Acupuncture Needle Size
This is the one a lot of people get revved up about because they envision huge hypodermic needles, which have an average diameter of 0.01 inches. Acupuncture needles have an average diameter of 0.00325 inches. That’s like a strand of hair.
They also come in three sizes of length: 0.5, 1, and 1.5-inch needles. I use a 0.5-inch for ears, 1-inch for the face, hands and feet, and 1.5 for the leg and larger muscle groups.
Needles are measured in gauges, and the higher the gauge, the smaller the diameter. Hypodermic needles are typically between 25-27 gauges, and most acupuncture needles range between 30-40. The largest I use is a 32 gauge, and that’s for treating pain. Larger needles help break up stagnation and muscle spasms, but otherwise, thinner needles are the way to go.

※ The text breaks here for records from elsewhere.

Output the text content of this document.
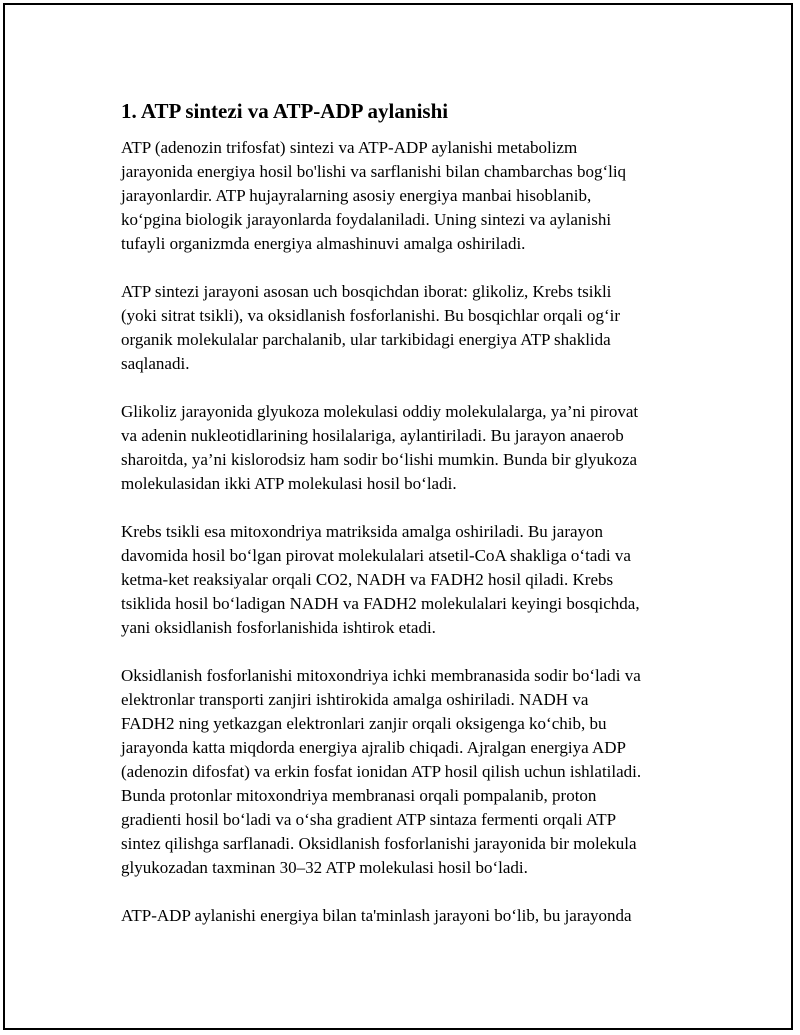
1. ATP sintezi va ATP-ADP aylanishi

ATP (adenozin trifosfat) sintezi va ATP-ADP aylanishi metabolizm
jarayonida energiya hosil bo'lishi va sarflanishi bilan chambarchas bog‘liq
jarayonlardir. ATP hujayralarning asosiy energiya manbai hisoblanib,
ko‘pgina biologik jarayonlarda foydalaniladi. Uning sintezi va aylanishi
tufayli organizmda energiya almashinuvi amalga oshiriladi.

ATP sintezi jarayoni asosan uch bosqichdan iborat: glikoliz, Krebs tsikli
(yoki sitrat tsikli), va oksidlanish fosforlanishi. Bu bosqichlar orqali og‘ir
organik molekulalar parchalanib, ular tarkibidagi energiya ATP shaklida
saqlanadi.

Glikoliz jarayonida glyukoza molekulasi oddiy molekulalarga, ya’ni pirovat
va adenin nukleotidlarining hosilalariga, aylantiriladi. Bu jarayon anaerob
sharoitda, ya’ni kislorodsiz ham sodir bo‘lishi mumkin. Bunda bir glyukoza
molekulasidan ikki ATP molekulasi hosil bo‘ladi.

Krebs tsikli esa mitoxondriya matriksida amalga oshiriladi. Bu jarayon
davomida hosil bo‘lgan pirovat molekulalari atsetil-CoA shakliga o‘tadi va
ketma-ket reaksiyalar orqali CO2, NADH va FADH2 hosil qiladi. Krebs
tsiklida hosil bo‘ladigan NADH va FADH2 molekulalari keyingi bosqichda,
yani oksidlanish fosforlanishida ishtirok etadi.

Oksidlanish fosforlanishi mitoxondriya ichki membranasida sodir bo‘ladi va
elektronlar transporti zanjiri ishtirokida amalga oshiriladi. NADH va
FADH2 ning yetkazgan elektronlari zanjir orqali oksigenga ko‘chib, bu
jarayonda katta miqdorda energiya ajralib chiqadi. Ajralgan energiya ADP
(adenozin difosfat) va erkin fosfat ionidan ATP hosil qilish uchun ishlatiladi.
Bunda protonlar mitoxondriya membranasi orqali pompalanib, proton
gradienti hosil bo‘ladi va o‘sha gradient ATP sintaza fermenti orqali ATP
sintez qilishga sarflanadi. Oksidlanish fosforlanishi jarayonida bir molekula
glyukozadan taxminan 30–32 ATP molekulasi hosil bo‘ladi.

ATP-ADP aylanishi energiya bilan ta'minlash jarayoni bo‘lib, bu jarayonda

In treating typical fertility conditions, I use thinner needles because I’m trying to influence energy – which doesn’t require big needles – instead of breaking up pain.
I use a blowgun. JUST KIDDING! I’ve had about a decade of experience in gentle and painless acupuncture needling. Back in school, I began learning the process in the second of 11 trimesters. It’s really important. My first patients in school were a bar of Ivory soap and an orange, and then I learned on myself before moving on to peer students.
It’s not a random pincushion process: Each acupuncture point has a specific corresponding angle and depth for the needle.
Do acupuncture needles hurt?
Short answer: No. At least, they shouldn’t. If an acupuncture needle hurts going in, it’s not being done right. There might be a miniscule pinch, but that feeling doesn’t last longer than a fraction of a second.
That doesn’t mean you won’t feel sensations. Often people experience a dull achy feeling, sort of like when you’re getting a massage at a key pressure point. Even though it’s not the most popular sensation, it’s a good thing called the Arrival of Qi. Energy is flowing!